Cytokine storm‐associated encephalopathy is a recently definition which means the massive release of cytokines promoting blood–brain barrier disruption and microglia/astrocyte activation which support neuroinflammation in a synergistic act. This mechanism could be considered for acute reversible encephalopathy associated with the COVID‐19 vaccine. This cytokine storm triggers an innate immune response either to the DNA encoding SARS‐CoV‐2 or to a viral vector or adjuvants, in a patient with previous exposure to SARS‐CoV‐2, which is prone to autoimmunity that can cause an unbridled immune response.

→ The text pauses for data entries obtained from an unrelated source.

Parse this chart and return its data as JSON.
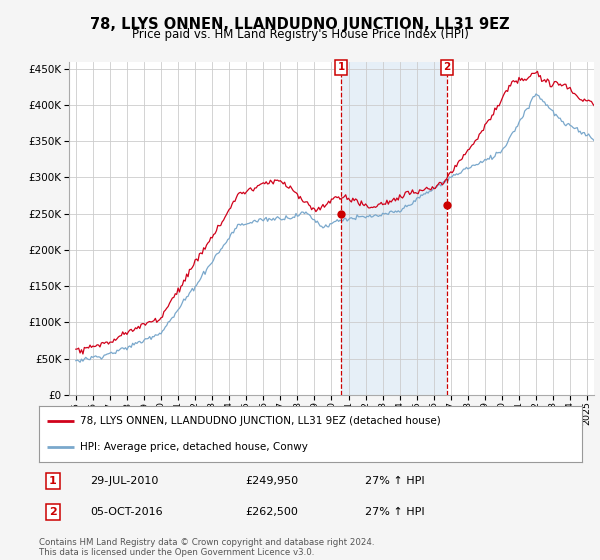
{
  "title": "78, LLYS ONNEN, LLANDUDNO JUNCTION, LL31 9EZ",
  "subtitle": "Price paid vs. HM Land Registry's House Price Index (HPI)",
  "y_values": [
    0,
    50000,
    100000,
    150000,
    200000,
    250000,
    300000,
    350000,
    400000,
    450000
  ],
  "ylim": [
    0,
    460000
  ],
  "xlim_start": 1994.6,
  "xlim_end": 2025.4,
  "sale1_x": 2010.57,
  "sale1_y": 249950,
  "sale1_label": "1",
  "sale1_date": "29-JUL-2010",
  "sale1_price": "£249,950",
  "sale1_hpi": "27% ↑ HPI",
  "sale2_x": 2016.76,
  "sale2_y": 262500,
  "sale2_label": "2",
  "sale2_date": "05-OCT-2016",
  "sale2_price": "£262,500",
  "sale2_hpi": "27% ↑ HPI",
  "legend_line1": "78, LLYS ONNEN, LLANDUDNO JUNCTION, LL31 9EZ (detached house)",
  "legend_line2": "HPI: Average price, detached house, Conwy",
  "footer1": "Contains HM Land Registry data © Crown copyright and database right 2024.",
  "footer2": "This data is licensed under the Open Government Licence v3.0.",
  "line_color_red": "#d0021b",
  "line_color_blue": "#7aa8cc",
  "bg_color": "#f5f5f5",
  "plot_bg": "#ffffff",
  "shade_color": "#dce9f5",
  "grid_color": "#cccccc",
  "annotation_box_color": "#cc0000",
  "title_fontsize": 10.5,
  "subtitle_fontsize": 8.5
}
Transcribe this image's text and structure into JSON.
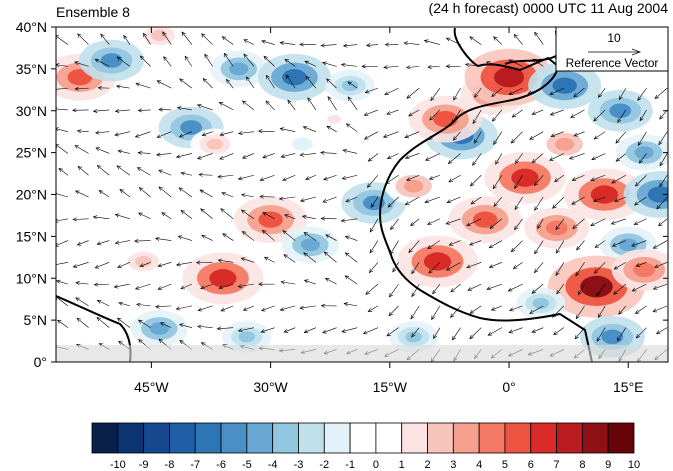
{
  "chart_data": {
    "type": "heatmap",
    "title_left": "Ensemble 8",
    "title_right": "(24 h forecast) 0000 UTC 11 Aug 2004",
    "x_ticks": [
      {
        "lon": -45,
        "label": "45°W"
      },
      {
        "lon": -30,
        "label": "30°W"
      },
      {
        "lon": -15,
        "label": "15°W"
      },
      {
        "lon": 0,
        "label": "0°"
      },
      {
        "lon": 15,
        "label": "15°E"
      }
    ],
    "y_ticks": [
      {
        "lat": 0,
        "label": "0°"
      },
      {
        "lat": 5,
        "label": "5°N"
      },
      {
        "lat": 10,
        "label": "10°N"
      },
      {
        "lat": 15,
        "label": "15°N"
      },
      {
        "lat": 20,
        "label": "20°N"
      },
      {
        "lat": 25,
        "label": "25°N"
      },
      {
        "lat": 30,
        "label": "30°N"
      },
      {
        "lat": 35,
        "label": "35°N"
      },
      {
        "lat": 40,
        "label": "40°N"
      }
    ],
    "lon_range": [
      -57,
      20
    ],
    "lat_range": [
      0,
      40
    ],
    "reference_vector": {
      "value": "10",
      "label": "Reference Vector"
    },
    "colorbar": {
      "labels": [
        "-10",
        "-9",
        "-8",
        "-7",
        "-6",
        "-5",
        "-4",
        "-3",
        "-2",
        "-1",
        "0",
        "1",
        "2",
        "3",
        "4",
        "5",
        "6",
        "7",
        "8",
        "9",
        "10"
      ],
      "colors": [
        "#08204a",
        "#0b3470",
        "#14488f",
        "#1f5fa8",
        "#2e75b6",
        "#4a8fc6",
        "#6aa9d3",
        "#93c6df",
        "#c0e0ec",
        "#e3f2f8",
        "#ffffff",
        "#ffffff",
        "#fbe3e3",
        "#f8c5bd",
        "#f6a08e",
        "#f47a65",
        "#ee5442",
        "#d92b28",
        "#b91b1f",
        "#8c1016",
        "#660308"
      ]
    },
    "anomalies": [
      {
        "lon": -54,
        "lat": 34,
        "value": 6
      },
      {
        "lon": -50,
        "lat": 36,
        "value": -5
      },
      {
        "lon": -44,
        "lat": 39,
        "value": 3
      },
      {
        "lon": -40,
        "lat": 28,
        "value": -5
      },
      {
        "lon": -34,
        "lat": 35,
        "value": -4
      },
      {
        "lon": -27,
        "lat": 34,
        "value": -6
      },
      {
        "lon": -37,
        "lat": 26,
        "value": 3
      },
      {
        "lon": -30,
        "lat": 17,
        "value": 6
      },
      {
        "lon": -36,
        "lat": 10,
        "value": 7
      },
      {
        "lon": -46,
        "lat": 12,
        "value": 3
      },
      {
        "lon": -44,
        "lat": 4,
        "value": -4
      },
      {
        "lon": -33,
        "lat": 3,
        "value": -3
      },
      {
        "lon": -20,
        "lat": 33,
        "value": -3
      },
      {
        "lon": -22,
        "lat": 29,
        "value": 2
      },
      {
        "lon": -26,
        "lat": 26,
        "value": -1
      },
      {
        "lon": -17,
        "lat": 19,
        "value": -5
      },
      {
        "lon": -25,
        "lat": 14,
        "value": -4
      },
      {
        "lon": -12,
        "lat": 21,
        "value": 4
      },
      {
        "lon": -6,
        "lat": 27,
        "value": -6
      },
      {
        "lon": -8,
        "lat": 29,
        "value": 6
      },
      {
        "lon": -2,
        "lat": 32,
        "value": 5
      },
      {
        "lon": 0,
        "lat": 34,
        "value": 8
      },
      {
        "lon": 7,
        "lat": 33,
        "value": -6
      },
      {
        "lon": 14,
        "lat": 30,
        "value": -5
      },
      {
        "lon": 2,
        "lat": 22,
        "value": 7
      },
      {
        "lon": -3,
        "lat": 17,
        "value": 6
      },
      {
        "lon": -9,
        "lat": 12,
        "value": 7
      },
      {
        "lon": 6,
        "lat": 16,
        "value": 5
      },
      {
        "lon": 12,
        "lat": 20,
        "value": 7
      },
      {
        "lon": 15,
        "lat": 14,
        "value": -4
      },
      {
        "lon": 11,
        "lat": 9,
        "value": 9
      },
      {
        "lon": 17,
        "lat": 11,
        "value": 5
      },
      {
        "lon": 4,
        "lat": 7,
        "value": -3
      },
      {
        "lon": 13,
        "lat": 3,
        "value": -5
      },
      {
        "lon": -12,
        "lat": 3,
        "value": -3
      },
      {
        "lon": 7,
        "lat": 26,
        "value": 4
      },
      {
        "lon": 17,
        "lat": 25,
        "value": -4
      },
      {
        "lon": 19,
        "lat": 20,
        "value": -6
      }
    ]
  }
}
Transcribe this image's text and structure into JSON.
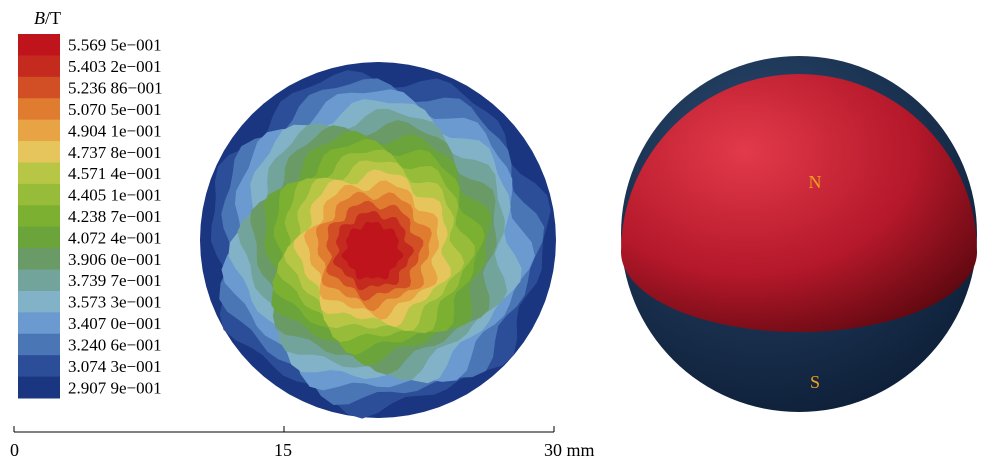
{
  "legend": {
    "title_symbol": "B",
    "title_unit": "/T",
    "labels": [
      "5.569 5e−001",
      "5.403 2e−001",
      "5.236 86−001",
      "5.070 5e−001",
      "4.904 1e−001",
      "4.737 8e−001",
      "4.571 4e−001",
      "4.405 1e−001",
      "4.238 7e−001",
      "4.072 4e−001",
      "3.906 0e−001",
      "3.739 7e−001",
      "3.573 3e−001",
      "3.407 0e−001",
      "3.240 6e−001",
      "3.074 3e−001",
      "2.907 9e−001"
    ],
    "colors": [
      "#c0141c",
      "#c42a1e",
      "#d24e24",
      "#e07c30",
      "#e8a444",
      "#e6c65c",
      "#b8c646",
      "#96bc3a",
      "#7cb030",
      "#6ca43c",
      "#6a9a66",
      "#72a49c",
      "#82b2c8",
      "#6a9ad0",
      "#4a76b6",
      "#2c4e98",
      "#1a3680"
    ]
  },
  "scale_bar": {
    "ticks": [
      "0",
      "15",
      "30 mm"
    ]
  },
  "sphere": {
    "north": "N",
    "south": "S"
  }
}
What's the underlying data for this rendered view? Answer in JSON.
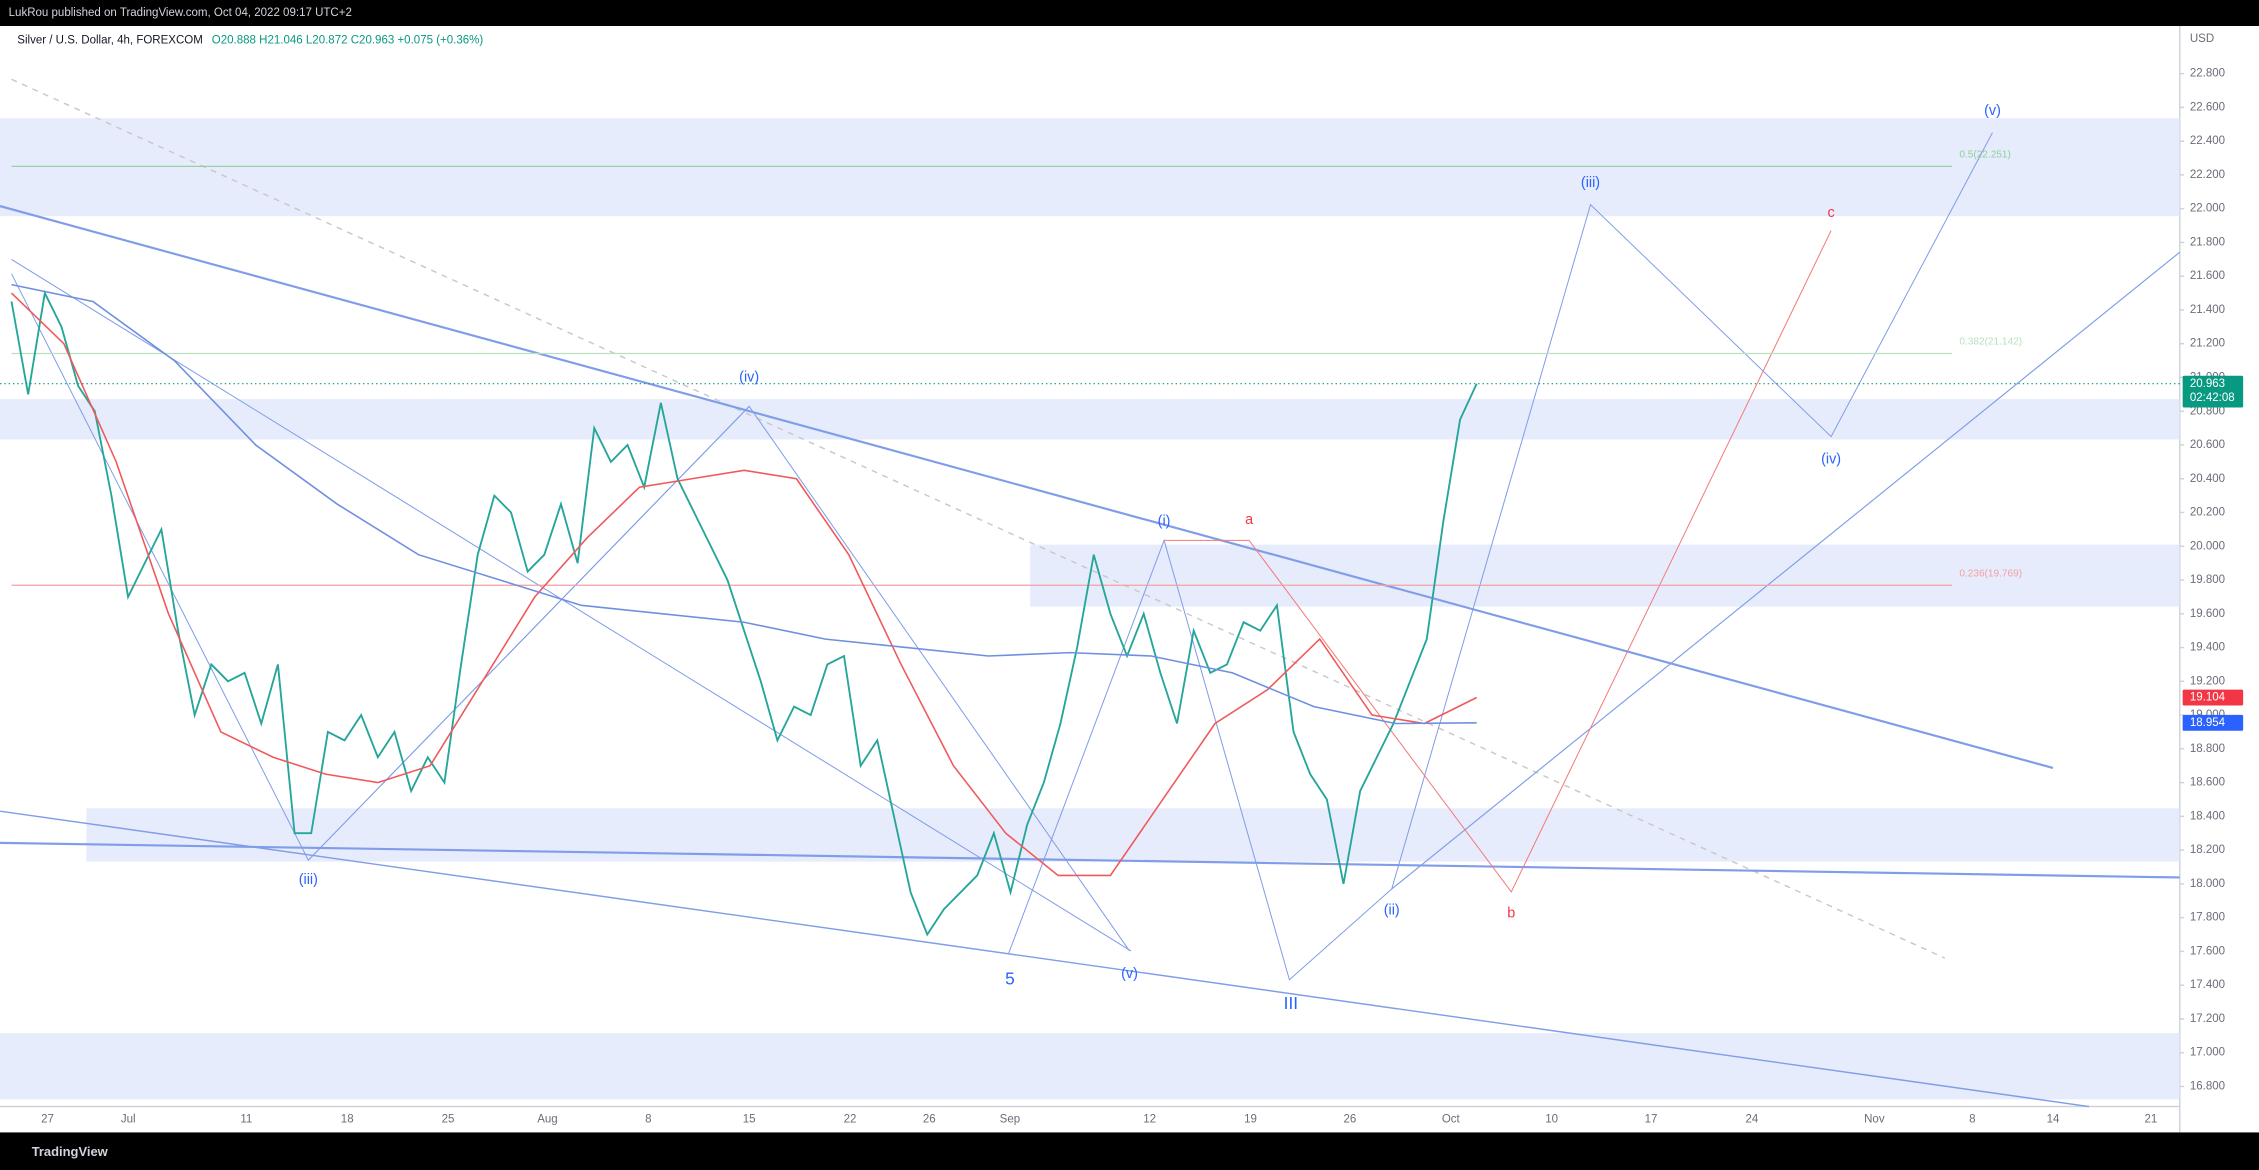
{
  "chart_data": {
    "type": "line",
    "publisher": "LukRou published on TradingView.com, Oct 04, 2022 09:17 UTC+2",
    "title": "Silver / U.S. Dollar, 4h, FOREXCOM",
    "subtitle": "O20.888 H21.046 L20.872 C20.963 +0.075 (+0.36%)",
    "y_axis_label": "USD",
    "brand": "TradingView",
    "ylim": [
      16.681,
      23.082
    ],
    "yticks": [
      {
        "value": 16.8,
        "label": "16.800"
      },
      {
        "value": 17.0,
        "label": "17.000"
      },
      {
        "value": 17.2,
        "label": "17.200"
      },
      {
        "value": 17.4,
        "label": "17.400"
      },
      {
        "value": 17.6,
        "label": "17.600"
      },
      {
        "value": 17.8,
        "label": "17.800"
      },
      {
        "value": 18.0,
        "label": "18.000"
      },
      {
        "value": 18.2,
        "label": "18.200"
      },
      {
        "value": 18.4,
        "label": "18.400"
      },
      {
        "value": 18.6,
        "label": "18.600"
      },
      {
        "value": 18.8,
        "label": "18.800"
      },
      {
        "value": 19.0,
        "label": "19.000"
      },
      {
        "value": 19.2,
        "label": "19.200"
      },
      {
        "value": 19.4,
        "label": "19.400"
      },
      {
        "value": 19.6,
        "label": "19.600"
      },
      {
        "value": 19.8,
        "label": "19.800"
      },
      {
        "value": 20.0,
        "label": "20.000"
      },
      {
        "value": 20.2,
        "label": "20.200"
      },
      {
        "value": 20.4,
        "label": "20.400"
      },
      {
        "value": 20.6,
        "label": "20.600"
      },
      {
        "value": 20.8,
        "label": "20.800"
      },
      {
        "value": 21.0,
        "label": "21.000"
      },
      {
        "value": 21.2,
        "label": "21.200"
      },
      {
        "value": 21.4,
        "label": "21.400"
      },
      {
        "value": 21.6,
        "label": "21.600"
      },
      {
        "value": 21.8,
        "label": "21.800"
      },
      {
        "value": 22.0,
        "label": "22.000"
      },
      {
        "value": 22.2,
        "label": "22.200"
      },
      {
        "value": 22.4,
        "label": "22.400"
      },
      {
        "value": 22.6,
        "label": "22.600"
      },
      {
        "value": 22.8,
        "label": "22.800"
      }
    ],
    "x_labels": [
      "27",
      "Jul",
      "11",
      "18",
      "25",
      "Aug",
      "8",
      "15",
      "22",
      "26",
      "Sep",
      "12",
      "19",
      "26",
      "Oct",
      "10",
      "17",
      "24",
      "Nov",
      "8",
      "14",
      "21"
    ],
    "series": [
      {
        "color": "#26a69a",
        "values": [
          21.45,
          20.9,
          21.5,
          21.3,
          20.95,
          20.8,
          20.3,
          19.7,
          19.9,
          20.1,
          19.5,
          19.0,
          19.3,
          19.2,
          19.25,
          18.95,
          19.3,
          18.3,
          18.3,
          18.9,
          18.85,
          19.0,
          18.75,
          18.9,
          18.55,
          18.75,
          18.6,
          19.3,
          19.95,
          20.3,
          20.2,
          19.85,
          19.95,
          20.25,
          19.9,
          20.7,
          20.5,
          20.6,
          20.35,
          20.85,
          20.4,
          20.2,
          20.0,
          19.8,
          19.5,
          19.2,
          18.85,
          19.05,
          19.0,
          19.3,
          19.35,
          18.7,
          18.85,
          18.4,
          17.95,
          17.7,
          17.85,
          17.95,
          18.05,
          18.3,
          17.95,
          18.35,
          18.6,
          18.95,
          19.4,
          19.95,
          19.6,
          19.35,
          19.6,
          19.25,
          18.95,
          19.5,
          19.25,
          19.3,
          19.55,
          19.5,
          19.65,
          18.9,
          18.65,
          18.5,
          18.0,
          18.55,
          18.75,
          18.95,
          19.2,
          19.45,
          20.15,
          20.75,
          20.963
        ]
      },
      {
        "color": "#f0595b",
        "values": [
          21.5,
          21.2,
          20.5,
          19.6,
          18.9,
          18.75,
          18.65,
          18.6,
          18.7,
          19.2,
          19.7,
          20.05,
          20.35,
          20.4,
          20.45,
          20.4,
          19.95,
          19.3,
          18.7,
          18.3,
          18.05,
          18.05,
          18.5,
          18.95,
          19.15,
          19.45,
          19.0,
          18.95,
          19.104
        ]
      },
      {
        "color": "#6f8fe0",
        "values": [
          21.55,
          21.45,
          21.1,
          20.6,
          20.25,
          19.95,
          19.8,
          19.65,
          19.6,
          19.55,
          19.45,
          19.4,
          19.35,
          19.37,
          19.35,
          19.25,
          19.05,
          18.95,
          18.954
        ]
      }
    ],
    "price_tags": [
      {
        "value": 20.963,
        "color": "#089981",
        "countdown": "02:42:08"
      },
      {
        "value": 19.104,
        "color": "#f23645"
      },
      {
        "value": 18.954,
        "color": "#2962ff"
      }
    ],
    "fib_levels": [
      {
        "label": "0.5(22.251)",
        "level": 22.251,
        "color": "#8fcf9b"
      },
      {
        "label": "0.382(21.142)",
        "level": 21.142,
        "color": "#b9e0bf"
      },
      {
        "label": "0.236(19.769)",
        "level": 19.769,
        "color": "#f3a0a0"
      }
    ],
    "annotations": [
      {
        "text": "(iii)",
        "color": "#2962ff"
      },
      {
        "text": "(iv)",
        "color": "#2962ff"
      },
      {
        "text": "5",
        "color": "#2962ff"
      },
      {
        "text": "(v)",
        "color": "#2962ff"
      },
      {
        "text": "(i)",
        "color": "#2962ff"
      },
      {
        "text": "a",
        "color": "#f23645"
      },
      {
        "text": "III",
        "color": "#2962ff"
      },
      {
        "text": "(ii)",
        "color": "#2962ff"
      },
      {
        "text": "b",
        "color": "#f23645"
      },
      {
        "text": "(iii)",
        "color": "#2962ff"
      },
      {
        "text": "c",
        "color": "#f23645"
      },
      {
        "text": "(iv)",
        "color": "#2962ff"
      },
      {
        "text": "(v)",
        "color": "#2962ff"
      }
    ]
  }
}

Although this report suggests a possible association between the COVIran Barekat vaccine and the incidence of encephalopathy, further data collection based on epidemiological studies is needed to confirm this theory. In conclusion, we documented the first hyperacute reversible encephalopathy following COVIran Barekat COVID‐19 vaccination, suggesting cytokine storm as its causative mechanism, and highlighting the need to deepen our knowledge on this immune‐mediated phenomenon. Finally, we hope that these data will increase physicians’ awareness in identifying and diagnosing this complication early in order to perform timely treatment measures.

CONFLICT OF INTEREST

There is no conflict of interest.

AUTHOR CONTRIBUTIONS

Duties: A. patient management and Clinical Examination B. Data gathering C. Manuscript drafting D. Critique review of manuscript E. project management Mohammad Javad Fallahi: A, C, D. Navid Esmaeilzadeh Shahri: B, C. Zohre Khodamoradi: A, B. Moazameh Meymandi Nia: A, B. Faezeh Sehatpour: A, B. laleh Mahmoudi:C, D, E.

ETHICAL APPROVAL

This study was supervised by Ethical committee of researches of Shiraz university of medical sciences, Shiraz‐ Iran.

CONSENT

Written informed consent was obtained from the patient for publication of this case report.